Brasília completa 66 anos em 21 de abril, marcada pela visão de Dom Bosco, Juscelino Kubitschek, Oscar Niemeyer e Lúcio Costa. A cidade nasceu para representar o sonho de uma capital moderna, capaz de unir arquitetura marcante e planejamento urbano.
O conjunto planificado, com o Plano Piloto, traz curvas, pilotis e vias que redefiniram o conceito de cidade. Niemeyer criou monumentos icônicos enquanto Costa organizou o traçado, integrando áreas administrativas, residenciais e culturais.
O nascimento da capital é celebrado pela inspiração que move moradores e visitantes. A cidade abriga espaços de fé, cultura e convivência, onde o Cerrado encontra o concreto em equilíbrio entre ousadia e funcionalidade.

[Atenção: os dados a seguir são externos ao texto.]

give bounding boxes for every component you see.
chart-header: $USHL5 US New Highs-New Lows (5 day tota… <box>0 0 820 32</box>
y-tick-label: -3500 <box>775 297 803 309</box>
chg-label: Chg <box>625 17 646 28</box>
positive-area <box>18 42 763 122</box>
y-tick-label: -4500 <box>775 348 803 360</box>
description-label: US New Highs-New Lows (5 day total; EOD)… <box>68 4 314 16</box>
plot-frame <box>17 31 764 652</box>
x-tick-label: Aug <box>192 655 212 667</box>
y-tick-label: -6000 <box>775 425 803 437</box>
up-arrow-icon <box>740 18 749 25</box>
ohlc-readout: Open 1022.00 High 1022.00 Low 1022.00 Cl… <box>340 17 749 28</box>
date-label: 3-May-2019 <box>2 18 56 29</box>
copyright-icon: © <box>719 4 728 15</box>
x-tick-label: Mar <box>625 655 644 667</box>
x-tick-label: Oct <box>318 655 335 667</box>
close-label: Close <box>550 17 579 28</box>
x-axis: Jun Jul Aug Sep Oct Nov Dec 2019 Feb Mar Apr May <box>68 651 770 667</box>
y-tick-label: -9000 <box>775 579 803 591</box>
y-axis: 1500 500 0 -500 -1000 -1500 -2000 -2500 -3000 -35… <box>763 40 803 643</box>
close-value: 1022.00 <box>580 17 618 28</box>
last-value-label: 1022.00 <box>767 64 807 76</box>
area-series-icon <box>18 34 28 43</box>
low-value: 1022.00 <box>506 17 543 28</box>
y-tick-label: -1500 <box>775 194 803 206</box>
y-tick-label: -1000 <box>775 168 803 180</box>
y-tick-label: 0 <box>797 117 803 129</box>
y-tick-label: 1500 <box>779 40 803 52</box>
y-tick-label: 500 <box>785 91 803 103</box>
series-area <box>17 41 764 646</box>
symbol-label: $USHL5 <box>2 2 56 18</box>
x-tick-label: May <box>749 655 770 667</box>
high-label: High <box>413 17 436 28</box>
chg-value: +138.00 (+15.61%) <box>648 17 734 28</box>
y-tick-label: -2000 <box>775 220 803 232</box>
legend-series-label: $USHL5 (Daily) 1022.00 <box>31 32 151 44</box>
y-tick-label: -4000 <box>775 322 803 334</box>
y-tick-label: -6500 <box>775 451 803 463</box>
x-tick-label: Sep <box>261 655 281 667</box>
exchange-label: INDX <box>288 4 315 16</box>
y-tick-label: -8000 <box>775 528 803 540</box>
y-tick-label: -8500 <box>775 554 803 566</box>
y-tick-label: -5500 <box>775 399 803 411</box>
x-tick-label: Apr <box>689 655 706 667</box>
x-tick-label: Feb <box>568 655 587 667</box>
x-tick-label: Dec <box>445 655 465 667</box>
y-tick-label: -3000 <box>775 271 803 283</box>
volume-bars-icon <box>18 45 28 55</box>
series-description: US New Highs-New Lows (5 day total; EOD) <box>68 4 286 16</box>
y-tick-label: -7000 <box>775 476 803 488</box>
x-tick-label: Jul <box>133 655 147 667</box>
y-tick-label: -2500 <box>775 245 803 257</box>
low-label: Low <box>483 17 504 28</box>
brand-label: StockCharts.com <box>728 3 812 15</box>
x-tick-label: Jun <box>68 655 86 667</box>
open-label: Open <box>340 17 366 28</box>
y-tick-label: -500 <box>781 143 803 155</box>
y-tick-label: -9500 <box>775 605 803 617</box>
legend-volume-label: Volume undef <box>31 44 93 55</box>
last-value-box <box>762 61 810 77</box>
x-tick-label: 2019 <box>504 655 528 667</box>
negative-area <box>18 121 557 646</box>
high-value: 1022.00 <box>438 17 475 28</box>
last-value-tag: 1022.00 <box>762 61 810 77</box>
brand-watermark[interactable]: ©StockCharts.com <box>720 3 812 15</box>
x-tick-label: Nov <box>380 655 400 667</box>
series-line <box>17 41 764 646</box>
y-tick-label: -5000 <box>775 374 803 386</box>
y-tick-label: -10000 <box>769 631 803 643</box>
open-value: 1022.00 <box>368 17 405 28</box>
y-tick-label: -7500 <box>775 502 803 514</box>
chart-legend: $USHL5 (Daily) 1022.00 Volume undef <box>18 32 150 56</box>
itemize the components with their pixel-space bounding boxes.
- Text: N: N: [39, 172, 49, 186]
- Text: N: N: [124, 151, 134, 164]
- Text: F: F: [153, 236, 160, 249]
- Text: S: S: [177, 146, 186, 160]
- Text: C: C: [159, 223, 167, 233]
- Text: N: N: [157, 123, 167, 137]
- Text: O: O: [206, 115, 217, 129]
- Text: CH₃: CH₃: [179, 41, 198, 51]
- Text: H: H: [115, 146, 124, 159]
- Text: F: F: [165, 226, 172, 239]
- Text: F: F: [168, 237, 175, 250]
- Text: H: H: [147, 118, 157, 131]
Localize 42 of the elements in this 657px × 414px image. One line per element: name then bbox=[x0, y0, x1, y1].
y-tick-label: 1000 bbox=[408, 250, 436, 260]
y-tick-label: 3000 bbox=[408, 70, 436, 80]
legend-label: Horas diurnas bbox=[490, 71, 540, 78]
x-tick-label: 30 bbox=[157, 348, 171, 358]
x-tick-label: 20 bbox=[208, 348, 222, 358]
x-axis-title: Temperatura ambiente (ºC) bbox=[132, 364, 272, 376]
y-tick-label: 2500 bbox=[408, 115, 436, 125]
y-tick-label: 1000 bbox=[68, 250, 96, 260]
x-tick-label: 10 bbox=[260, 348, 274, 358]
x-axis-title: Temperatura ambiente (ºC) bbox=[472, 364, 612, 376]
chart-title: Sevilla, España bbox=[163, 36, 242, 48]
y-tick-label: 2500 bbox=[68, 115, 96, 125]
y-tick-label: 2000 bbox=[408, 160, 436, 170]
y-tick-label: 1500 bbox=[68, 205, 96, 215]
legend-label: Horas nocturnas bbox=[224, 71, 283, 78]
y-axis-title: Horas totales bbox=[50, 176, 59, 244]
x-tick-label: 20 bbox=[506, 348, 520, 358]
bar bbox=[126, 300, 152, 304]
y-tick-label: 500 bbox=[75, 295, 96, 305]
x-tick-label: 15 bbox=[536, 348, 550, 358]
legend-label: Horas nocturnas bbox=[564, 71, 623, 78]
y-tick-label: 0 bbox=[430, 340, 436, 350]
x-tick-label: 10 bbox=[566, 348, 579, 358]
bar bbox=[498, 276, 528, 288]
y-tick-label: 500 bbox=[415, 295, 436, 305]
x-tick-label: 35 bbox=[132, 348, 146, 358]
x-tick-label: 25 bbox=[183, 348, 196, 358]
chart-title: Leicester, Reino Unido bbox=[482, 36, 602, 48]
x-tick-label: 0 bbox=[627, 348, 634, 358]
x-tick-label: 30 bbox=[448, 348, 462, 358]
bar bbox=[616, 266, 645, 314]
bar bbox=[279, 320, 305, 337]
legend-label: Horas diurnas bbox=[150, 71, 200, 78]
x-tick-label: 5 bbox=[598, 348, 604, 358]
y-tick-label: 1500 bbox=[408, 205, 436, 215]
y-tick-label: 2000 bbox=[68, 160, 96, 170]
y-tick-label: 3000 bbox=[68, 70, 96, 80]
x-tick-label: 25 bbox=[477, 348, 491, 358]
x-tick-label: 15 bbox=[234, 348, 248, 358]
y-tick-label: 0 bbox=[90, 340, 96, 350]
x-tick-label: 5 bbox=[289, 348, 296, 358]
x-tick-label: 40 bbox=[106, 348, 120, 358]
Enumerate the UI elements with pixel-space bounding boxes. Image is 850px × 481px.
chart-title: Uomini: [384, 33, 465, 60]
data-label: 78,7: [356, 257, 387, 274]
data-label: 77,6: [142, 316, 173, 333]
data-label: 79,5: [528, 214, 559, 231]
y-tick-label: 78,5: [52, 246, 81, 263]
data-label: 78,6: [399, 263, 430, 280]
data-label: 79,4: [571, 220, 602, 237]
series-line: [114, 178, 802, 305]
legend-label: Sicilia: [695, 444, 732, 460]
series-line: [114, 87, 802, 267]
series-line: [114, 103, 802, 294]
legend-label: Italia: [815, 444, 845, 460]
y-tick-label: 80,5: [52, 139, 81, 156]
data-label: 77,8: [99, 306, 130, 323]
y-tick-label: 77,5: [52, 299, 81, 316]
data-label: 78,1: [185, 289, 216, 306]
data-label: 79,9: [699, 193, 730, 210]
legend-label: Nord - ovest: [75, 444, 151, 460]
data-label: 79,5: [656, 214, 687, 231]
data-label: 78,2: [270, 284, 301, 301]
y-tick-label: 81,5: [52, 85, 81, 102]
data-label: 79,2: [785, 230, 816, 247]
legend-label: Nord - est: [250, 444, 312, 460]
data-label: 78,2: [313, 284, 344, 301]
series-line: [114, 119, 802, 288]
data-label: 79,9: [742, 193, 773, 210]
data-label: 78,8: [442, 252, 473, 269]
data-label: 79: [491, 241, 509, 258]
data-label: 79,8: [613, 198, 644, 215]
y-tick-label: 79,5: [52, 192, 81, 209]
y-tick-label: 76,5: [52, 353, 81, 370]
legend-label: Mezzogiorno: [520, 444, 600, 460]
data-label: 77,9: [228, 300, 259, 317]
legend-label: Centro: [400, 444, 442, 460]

Brasília é palco de contrastes: poder administrativo, mobilidade urbana, e a vida cotidiana de quem depende de transporte público para trabalhar e sonhar. A cidade representa, ainda, um marco de identidade nacional.
Aos moradores, Brasília oferece memória de um projeto de futuro. O perfil da capital é moldado pelas superquadras, pelas áreas culturais e pela paisagem do Lago Paranoá.
Quem nasceu na cidade descreve a relação com o território como fio de pertença. A cidade que acolhe nasceu do sonho de uma metrópole que permanece viva como referência de inovação.